Même son de cloche chez John Gruber, personnalité influente du monde de la tech. « C’est une honte, à mon avis, que le chiffrement de bout en bout n’ait pas été un élément fondamental de la spécification RCS dès le départ », juge-t-il, avant de reconnaître être « surpris par le changement d’avis d’Apple sur ce point ». Fin de l’histoire ? Pas exactement.

Chiffrer, oui, mais comment et avec quoi ?

Il s’avère qu’il est possible d’ajouter des couches de sécurité supplémentaires, de façon à sécuriser encore plus le RCS. Y compris au niveau du chiffrement de bout en bout. Google l’a fait. On peut dire d’ailleurs que cela a été un déploiement en deux temps : d’abord le RCS, en 2019, puis le chiffrement de bout en bout, à partir de 2021, pour son application de messagerie.

Sur le principe, on ne peut que souhaiter qu’Apple suive Google et chiffre à son tour le RCS, et ne se limite pas à la version standard du protocole, dépourvu de cette couche essentielle de sécurité. Surtout face à un Google qui, lui, peut se targuer de protéger au maximum les messages (de fait, iMessage fournit aussi du chiffrement de bout en bout, mais uniquement entre applications iMessage).

Mais il y a un hiatus. Apple pourrait aussi faire un déploiement en deux temps, avec une première prise en charge du RCS, tel quel, puis aller vers le chiffrement de bout en bout du RCS. Le problème réside dans la nature et les conditions de déploiement de ce chiffrement de bout en bout. Si des solutions existent, elles ne conviennent pas à l’entreprise américaine.

C’est ce que résume Lance Ulanoff : « Apple affirme qu’elle ne prendra pas en charge les extensions propriétaires visant à ajouter le chiffrement de bout en bout au RCS et espère, au contraire, travailler avec l’association GSM [à l’origine du RCS, NDLR] pour ajouter la cryptographie à la norme ». Une position que comprend aussi Josh Gruber.

Les nouveaux messages d'iMessage sur iOS 16 // Source : Capture d'écran Numerama
Les nouveaux messages d’iMessage sur iOS 16 // Source : Capture d’écran Numerama

« Je ne suis pas non plus surpris qu’Apple n’ait pas l’intention de prendre en charge les extensions propriétaires de Google au RCS qui permettent le chiffrement de bout en bout ». Il ajoute ensuite que « si Apple doit prendre en charge RCS, elle doit le faire selon les spécifications, et non selon la version propriétaire de Google ». Bref, pas question d’être dans la main de son rival.
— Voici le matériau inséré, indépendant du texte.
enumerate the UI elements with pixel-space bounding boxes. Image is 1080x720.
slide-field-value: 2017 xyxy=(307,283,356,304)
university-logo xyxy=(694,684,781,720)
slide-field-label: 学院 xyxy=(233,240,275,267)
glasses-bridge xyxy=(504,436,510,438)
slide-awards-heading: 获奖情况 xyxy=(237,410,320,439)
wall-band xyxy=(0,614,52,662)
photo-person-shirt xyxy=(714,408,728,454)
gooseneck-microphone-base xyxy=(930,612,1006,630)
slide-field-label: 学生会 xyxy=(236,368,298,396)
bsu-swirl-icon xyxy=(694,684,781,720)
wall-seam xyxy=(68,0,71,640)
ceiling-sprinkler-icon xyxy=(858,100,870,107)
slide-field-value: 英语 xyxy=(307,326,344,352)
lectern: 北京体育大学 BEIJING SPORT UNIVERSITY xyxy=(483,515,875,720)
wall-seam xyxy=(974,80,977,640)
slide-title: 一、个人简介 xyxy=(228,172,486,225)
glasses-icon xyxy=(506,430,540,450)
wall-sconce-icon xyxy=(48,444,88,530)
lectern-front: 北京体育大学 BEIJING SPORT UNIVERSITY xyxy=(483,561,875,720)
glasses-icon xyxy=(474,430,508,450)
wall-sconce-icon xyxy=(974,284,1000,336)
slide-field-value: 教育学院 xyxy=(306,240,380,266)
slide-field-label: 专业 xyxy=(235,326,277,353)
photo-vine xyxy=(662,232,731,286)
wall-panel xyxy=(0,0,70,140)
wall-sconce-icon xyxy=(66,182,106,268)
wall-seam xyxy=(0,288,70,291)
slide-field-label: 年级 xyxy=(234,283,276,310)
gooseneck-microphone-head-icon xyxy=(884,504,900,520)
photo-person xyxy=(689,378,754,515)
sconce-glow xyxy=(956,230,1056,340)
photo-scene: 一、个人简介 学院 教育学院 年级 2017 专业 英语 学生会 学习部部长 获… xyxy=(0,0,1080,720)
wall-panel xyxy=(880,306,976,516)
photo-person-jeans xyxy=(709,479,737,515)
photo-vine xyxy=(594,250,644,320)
Voilà donc où on en est, à date : Apple a annoncé prendre en charge un standard plus intéressant que le SMS, mais qui n’a pas été pensé initialement avec le chiffrement de bout en bout. Il le fait en partie parce que l’Union européenne défend des enjeux d’interopérabilité compréhensibles. Mais il n’y a pas de garantie que le support du RCS par Apple changera sur le chiffrement.

Il existe certes des solutions pour ajouter cette protection dans son implémentation du RCS, mais dont Apple ne veut pas. Cela étant, il reste l’option de la pression au niveau de l’association GSM, pour combler la faiblesse principale du Rich Communication Services. Toute la question est de savoir si ce standard sera bien mis à jour et, le cas échéant, quand.